5 thoughts on “Garden Soup

  1. Love the “garden soup” concept! :o) I think most gardeners fall into that mix. Just think structure when designing and you’ll find that your garden will take form. Editing is another key word. When we bought our house about 13 yrs. ago there was a 100 ft. split rail fence with peonies, violets and perennial sweet peas in wild abandon along with most of the lawn creeping in as well. I’d never had a garden of my own and would just spend days staring at it not even knowing where to begin. Initially, I purchased one or two of every single flowering plant I’d craved over years of armchair gardening. However, I learned my mistakes quickly. Over the past decade I not only changed to a picket fence (mostly to hide the mess), but I tried to edit and relocate so many of those plants, other wildflowers that popped up plus numerous deciduous sapling trees that didn’t reveal themselves until they were about 3 feet tall, which made for a bigger project of transplanting. You see, like you, I went “wild” (no pun intended) with plants! Then I don’t have the heart to discard anything on the compost pile. (Afterall, a weed is just a plant doing what Nature intended, but where we don’t want it.) Not a good combination, but I’ve resolved myself to simply ADDING structural plants like bushes at the forefront of the garden along the path, which seems to lend a sense of calmness and control to the mass of cottage style blooms behind. You may find the same will help you, too, as you grow along with your garden and nature’s beauty in your own yard!

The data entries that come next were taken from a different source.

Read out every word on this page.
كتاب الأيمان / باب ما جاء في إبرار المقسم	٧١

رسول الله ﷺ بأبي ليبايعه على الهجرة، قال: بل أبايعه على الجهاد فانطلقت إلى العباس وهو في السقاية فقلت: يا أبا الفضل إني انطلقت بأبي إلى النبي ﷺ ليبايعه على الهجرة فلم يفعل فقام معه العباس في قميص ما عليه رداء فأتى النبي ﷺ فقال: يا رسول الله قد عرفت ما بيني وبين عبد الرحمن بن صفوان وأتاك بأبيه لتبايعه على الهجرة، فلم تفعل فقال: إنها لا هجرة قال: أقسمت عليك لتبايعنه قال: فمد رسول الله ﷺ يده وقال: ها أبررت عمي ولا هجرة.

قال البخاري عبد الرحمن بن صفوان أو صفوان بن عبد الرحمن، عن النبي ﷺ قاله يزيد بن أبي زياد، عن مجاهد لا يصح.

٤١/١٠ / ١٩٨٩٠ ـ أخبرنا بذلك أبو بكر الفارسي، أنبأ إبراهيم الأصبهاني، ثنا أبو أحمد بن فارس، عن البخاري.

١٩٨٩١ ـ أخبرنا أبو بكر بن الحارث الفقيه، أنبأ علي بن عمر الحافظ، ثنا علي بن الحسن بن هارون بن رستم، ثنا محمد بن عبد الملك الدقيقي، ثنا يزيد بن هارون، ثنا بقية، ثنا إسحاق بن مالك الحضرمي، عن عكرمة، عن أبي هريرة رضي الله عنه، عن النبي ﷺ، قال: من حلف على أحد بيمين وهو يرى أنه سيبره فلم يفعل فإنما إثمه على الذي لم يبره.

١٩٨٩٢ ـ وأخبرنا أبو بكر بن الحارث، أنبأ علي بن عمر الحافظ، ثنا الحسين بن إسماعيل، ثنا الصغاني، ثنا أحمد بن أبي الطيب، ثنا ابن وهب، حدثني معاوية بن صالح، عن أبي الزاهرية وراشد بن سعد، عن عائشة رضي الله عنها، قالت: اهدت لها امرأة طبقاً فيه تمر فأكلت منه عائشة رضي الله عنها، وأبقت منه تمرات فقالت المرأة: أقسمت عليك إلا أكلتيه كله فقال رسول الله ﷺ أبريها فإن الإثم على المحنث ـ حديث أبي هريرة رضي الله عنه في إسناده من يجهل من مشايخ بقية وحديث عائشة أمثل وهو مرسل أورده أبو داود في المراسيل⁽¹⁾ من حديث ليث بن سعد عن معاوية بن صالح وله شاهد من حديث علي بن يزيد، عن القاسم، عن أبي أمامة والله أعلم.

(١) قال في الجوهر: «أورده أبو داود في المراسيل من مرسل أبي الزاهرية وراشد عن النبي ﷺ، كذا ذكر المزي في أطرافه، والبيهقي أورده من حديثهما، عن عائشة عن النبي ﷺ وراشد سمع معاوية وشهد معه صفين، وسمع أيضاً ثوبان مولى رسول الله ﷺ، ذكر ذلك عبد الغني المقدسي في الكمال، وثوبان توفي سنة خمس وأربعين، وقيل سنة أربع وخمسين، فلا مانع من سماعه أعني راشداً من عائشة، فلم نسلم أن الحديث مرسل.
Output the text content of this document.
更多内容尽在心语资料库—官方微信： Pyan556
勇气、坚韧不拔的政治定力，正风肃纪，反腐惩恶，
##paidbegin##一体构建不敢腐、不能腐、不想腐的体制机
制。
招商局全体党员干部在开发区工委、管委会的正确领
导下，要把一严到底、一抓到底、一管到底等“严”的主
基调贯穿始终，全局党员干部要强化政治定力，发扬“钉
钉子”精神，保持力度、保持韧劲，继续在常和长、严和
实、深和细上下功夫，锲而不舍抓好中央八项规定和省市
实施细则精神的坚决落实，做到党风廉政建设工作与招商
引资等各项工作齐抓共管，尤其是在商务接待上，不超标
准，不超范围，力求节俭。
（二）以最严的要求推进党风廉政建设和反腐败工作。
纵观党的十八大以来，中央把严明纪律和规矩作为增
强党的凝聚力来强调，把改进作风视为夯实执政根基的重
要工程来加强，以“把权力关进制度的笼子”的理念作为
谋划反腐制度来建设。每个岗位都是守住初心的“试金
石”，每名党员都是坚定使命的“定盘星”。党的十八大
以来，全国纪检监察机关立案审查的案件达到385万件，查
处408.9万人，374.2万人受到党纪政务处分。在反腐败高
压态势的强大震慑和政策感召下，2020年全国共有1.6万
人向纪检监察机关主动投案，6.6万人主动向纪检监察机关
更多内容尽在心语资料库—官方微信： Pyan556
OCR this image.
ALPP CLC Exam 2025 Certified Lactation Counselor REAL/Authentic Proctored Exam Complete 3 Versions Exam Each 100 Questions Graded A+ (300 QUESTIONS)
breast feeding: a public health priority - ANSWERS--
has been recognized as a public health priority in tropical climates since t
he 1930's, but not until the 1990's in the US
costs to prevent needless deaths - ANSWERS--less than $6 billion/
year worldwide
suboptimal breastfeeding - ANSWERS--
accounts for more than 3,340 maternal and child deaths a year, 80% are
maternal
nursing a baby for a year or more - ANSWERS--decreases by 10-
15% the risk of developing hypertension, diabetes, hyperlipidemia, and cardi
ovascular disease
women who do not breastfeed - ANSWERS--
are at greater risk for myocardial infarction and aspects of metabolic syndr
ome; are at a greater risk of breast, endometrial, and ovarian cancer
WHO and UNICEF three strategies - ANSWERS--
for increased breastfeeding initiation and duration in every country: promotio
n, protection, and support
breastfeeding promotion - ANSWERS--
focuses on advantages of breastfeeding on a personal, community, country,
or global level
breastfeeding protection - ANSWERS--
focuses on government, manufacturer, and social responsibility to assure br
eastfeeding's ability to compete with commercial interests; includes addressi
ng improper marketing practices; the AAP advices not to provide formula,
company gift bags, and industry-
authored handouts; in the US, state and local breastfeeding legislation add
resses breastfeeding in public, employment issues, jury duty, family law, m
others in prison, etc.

  2. hi Jeanne, thanks for sharing, and at such length! Agree with everything you said… especially about adding shrubs (evergreen preferably) to give structure to the whole. And avoiding the temptation to buy one of this and two of that… I keep remembering an “instant garden” planned and installed by Dean Riddle, an upstate NY garden designer, who used THIRTY-FIVE of each of just four perennials. All best to you too, in working with those impulses toward “wild abandon.” Your paintings are magnificent by the way (at first I thought they were photographs!)

  3. I love it –Just like it is–and next year it’ll be wild and wonderful. I’m very envious.
    So that deer repellant must work?